Do you think a clearing institution needs to be established in order to determine all the audit practices?
No, this is a proposal where the government will do everything. The government needs to let the sector be responsible for everything being carried out correctly. I believe that a free market is the best way to allocate scarce resources. It is not effective if the government intervenes. The competition in the market is already an incentive to do better and deliver high quality. This will disappear if the government disrupts the market with its own influences.
Do you think the current partner-model within accountancy should be overhauled?
To be honest, I have considered it. But in fact, the structure of a partnership is the best form of an organization, if everyone complements each other. Partners do however, have the responsibility to collaborate together and not lay off their responsibilities to one another. The structure of a partnership can be effective so long as there are enough checks and balances. At KMPG we will realize this by bringing in an external Supervisory Board. The structure does not work however, when partners are too focused on one aspect, for instance the financial one and are not concerned enough for their clients; that needs to be fixed. Ideally you keep a partnership, but make sure checks and balances are implemented in order to allow the firm to function as efficiently and effectively as possible and at high standards of quality. At KPMG we have four pillars: people, clients, the environment and operations, all which we manage to balance. If these pillars are carried out effectively, the financial results will follow naturally.
What will the accountancy world look like in 10 years?
Nobody knows. If somebody knows, it would be a very gifted person and I would treasure him. We can only think six months to a year ahead and this is already very difficult to do. However, developments are progressing. The soft skills, big data and data analytics will become more imperative. The audit will be simplified; however the standards and requirements of the profession will be higher. Therefore we need to continue to focus on quality and innovation.
What is your advice to the students of Tilburg University?
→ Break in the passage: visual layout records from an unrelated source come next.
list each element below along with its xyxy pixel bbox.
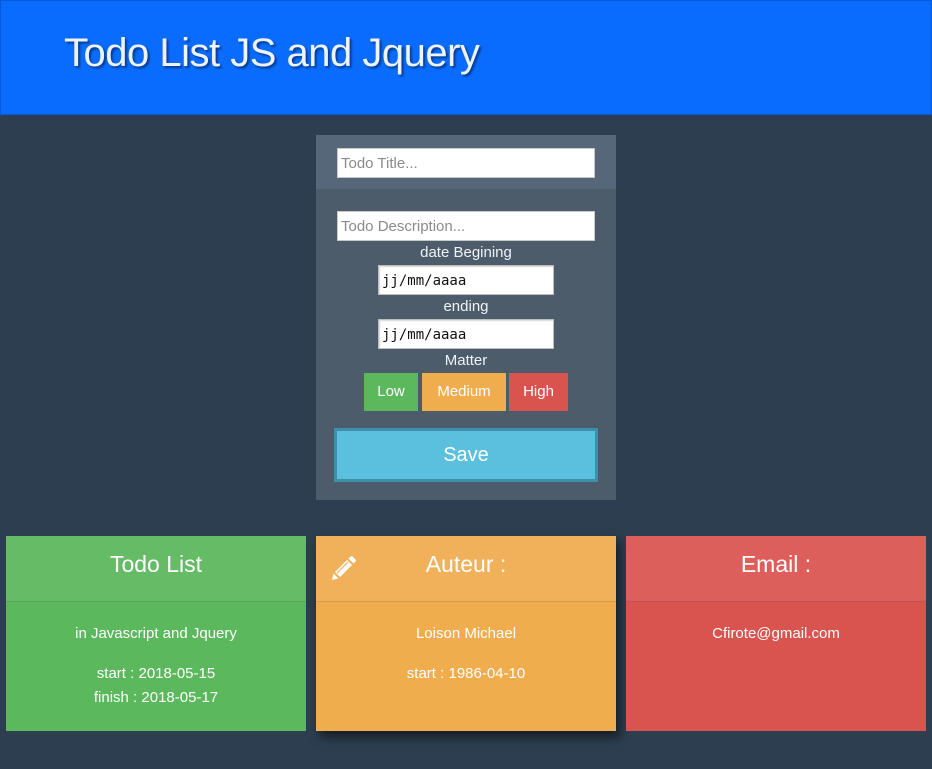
priority-high-button[interactable]: High [509, 373, 568, 411]
page-title: Todo List JS and Jquery [64, 31, 480, 75]
pencil-icon[interactable] [330, 556, 356, 582]
card-title: Email : [626, 536, 926, 602]
card-header: Auteur : [316, 536, 616, 602]
date-end-input[interactable]: jj/mm/aaaa [378, 319, 554, 349]
todo-form: date Begining jj/mm/aaaa ending jj/mm/aa… [316, 135, 616, 500]
header-bar: Todo List JS and Jquery [0, 0, 932, 115]
todo-description-input[interactable] [337, 211, 595, 241]
save-button[interactable]: Save [334, 428, 598, 482]
todo-title-input[interactable] [337, 148, 595, 178]
card-line: finish : 2018-05-17 [93, 689, 219, 706]
date-begin-label: date Begining [420, 244, 512, 261]
card-line: Cfirote@gmail.com [712, 625, 840, 642]
matter-label: Matter [444, 352, 488, 369]
card-line: in Javascript and Jquery [75, 625, 237, 642]
card-line: start : 2018-05-15 [96, 665, 216, 682]
card-line: start : 1986-04-10 [406, 665, 526, 682]
date-begin-input[interactable]: jj/mm/aaaa [378, 265, 554, 295]
priority-medium-button[interactable]: Medium [422, 373, 506, 411]
card-title: Auteur : [425, 551, 507, 577]
card-line: Loison Michael [415, 625, 517, 642]
email-card: Email : Cfirote@gmail.com [626, 536, 926, 731]
priority-low-button[interactable]: Low [364, 373, 418, 411]
author-card: Auteur : Loison Michael start : 1986-04-… [316, 536, 616, 731]
card-title: Todo List [6, 536, 306, 602]
todo-card: Todo List in Javascript and Jquery start… [6, 536, 306, 731]
date-end-label: ending [443, 298, 489, 315]
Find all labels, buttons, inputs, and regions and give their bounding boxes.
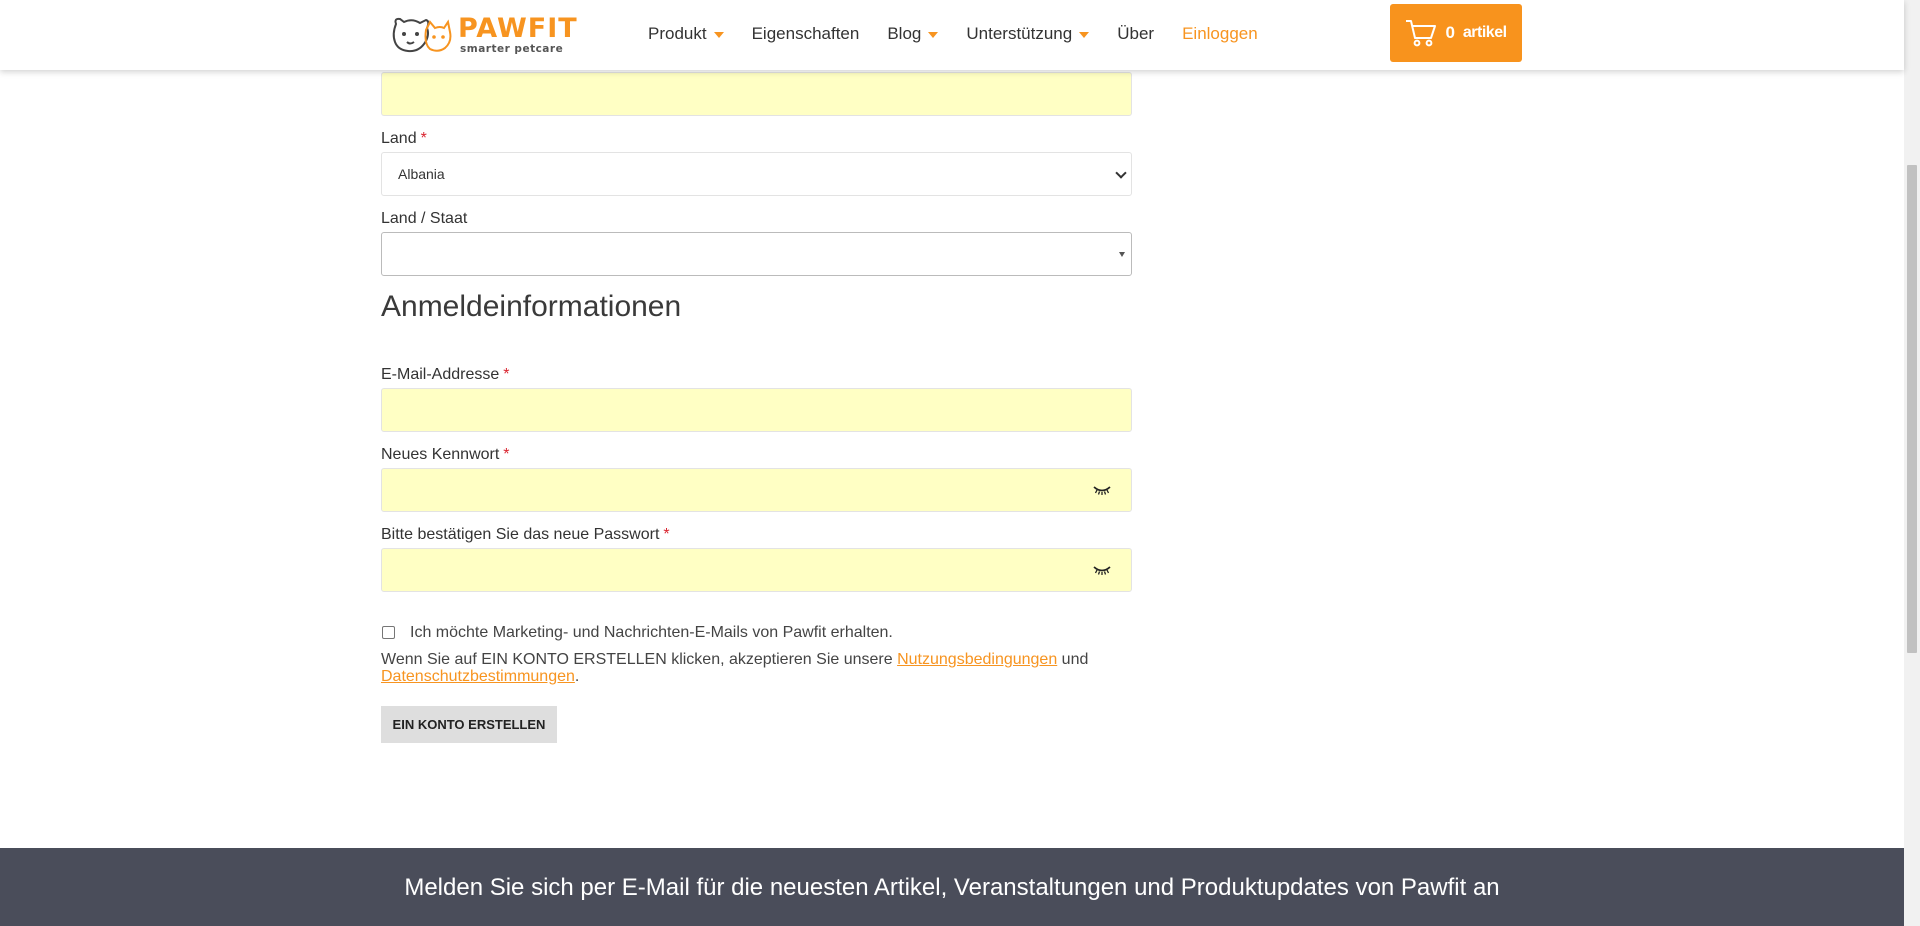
newsletter-heading: Melden Sie sich per E-Mail für die neues… <box>404 874 1500 901</box>
email-field[interactable] <box>381 388 1132 432</box>
pet-logo-icon <box>392 17 452 53</box>
caret-down-icon <box>1079 32 1090 38</box>
nav-item-ueber[interactable]: Über <box>1117 24 1154 44</box>
chevron-down-icon <box>1115 167 1127 179</box>
terms-suffix: . <box>574 668 580 685</box>
country-value: Albania <box>398 166 445 182</box>
nav-item-unterstuetzung[interactable]: Unterstützung <box>966 24 1090 44</box>
label-text: E-Mail-Addresse <box>381 366 500 383</box>
password-label: Neues Kennwort * <box>381 446 510 464</box>
confirm-password-field[interactable] <box>381 548 1132 592</box>
label-text: Neues Kennwort <box>381 446 500 463</box>
required-marker: * <box>420 130 427 147</box>
confirm-password-label: Bitte bestätigen Sie das neue Passwort * <box>381 526 670 544</box>
caret-down-icon <box>713 32 724 38</box>
scrollbar-thumb[interactable] <box>1907 165 1917 653</box>
nav-label: Produkt <box>648 24 707 43</box>
label-text: Land / Staat <box>381 210 468 227</box>
required-marker: * <box>663 526 670 543</box>
eye-closed-icon[interactable] <box>1093 484 1111 496</box>
marketing-checkbox[interactable] <box>382 626 395 639</box>
site-header: PAWFIT smarter petcare Produkt Eigenscha… <box>0 0 1904 70</box>
dropdown-arrow-icon <box>1119 252 1125 257</box>
logo-tagline: smarter petcare <box>460 43 564 55</box>
state-select[interactable] <box>381 232 1132 276</box>
logo-wordmark: PAWFIT <box>458 13 578 44</box>
nav-label: Über <box>1117 24 1155 43</box>
address-field[interactable] <box>381 72 1132 116</box>
terms-notice: Wenn Sie auf EIN KONTO ERSTELLEN klicken… <box>381 651 1141 685</box>
pawfit-logo[interactable]: PAWFIT smarter petcare <box>390 12 578 58</box>
nav-label: Eigenschaften <box>751 24 860 43</box>
cart-icon <box>1406 20 1437 47</box>
nav-item-blog[interactable]: Blog <box>887 24 939 44</box>
main-nav: Produkt Eigenschaften Blog Unterstützung… <box>648 0 1286 68</box>
nav-item-eigenschaften[interactable]: Eigenschaften <box>752 24 860 44</box>
marketing-checkbox-label: Ich möchte Marketing- und Nachrichten-E-… <box>410 624 893 641</box>
create-account-button[interactable]: EIN KONTO ERSTELLEN <box>381 706 557 743</box>
cart-label: artikel <box>1462 24 1507 41</box>
email-label: E-Mail-Addresse * <box>381 366 510 384</box>
required-marker: * <box>503 366 510 383</box>
label-text: Land <box>381 130 417 147</box>
newsletter-footer: Melden Sie sich per E-Mail für die neues… <box>0 848 1904 926</box>
nav-item-einloggen[interactable]: Einloggen <box>1182 24 1258 44</box>
privacy-policy-link[interactable]: Datenschutzbestimmungen <box>381 668 575 685</box>
nav-label: Unterstützung <box>966 24 1073 43</box>
page-scrollbar[interactable] <box>1904 0 1920 926</box>
nav-label: Einloggen <box>1182 24 1258 43</box>
terms-prefix: Wenn Sie auf EIN KONTO ERSTELLEN klicken… <box>381 651 898 668</box>
password-field[interactable] <box>381 468 1132 512</box>
cart-button[interactable]: 0 artikel <box>1390 4 1522 62</box>
nav-item-produkt[interactable]: Produkt <box>648 24 724 44</box>
country-label: Land * <box>381 130 427 148</box>
cart-count: 0 <box>1445 23 1455 42</box>
country-select[interactable]: Albania <box>381 152 1132 196</box>
state-label: Land / Staat <box>381 210 467 228</box>
label-text: Bitte bestätigen Sie das neue Passwort <box>381 526 660 543</box>
terms-of-use-link[interactable]: Nutzungsbedingungen <box>897 651 1057 668</box>
eye-closed-icon[interactable] <box>1093 564 1111 576</box>
nav-label: Blog <box>887 24 922 43</box>
caret-down-icon <box>928 32 939 38</box>
terms-middle: und <box>1057 651 1089 668</box>
required-marker: * <box>503 446 510 463</box>
section-title-login: Anmeldeinformationen <box>381 290 682 323</box>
My advice would be: enjoy your time at university because it is an amazing period. Learn from each other; use your time to do things besides studying; travel, do sports, charity and work. And when you start working, enjoy it. As an accountant you should be a team player and be able to motivate, coach and get to know people. It is more than just bookkeeping. This aspect will be replaced by technical systems. Make sure you keep it exciting and keep innovating. Walk ahead in developments and stay positive.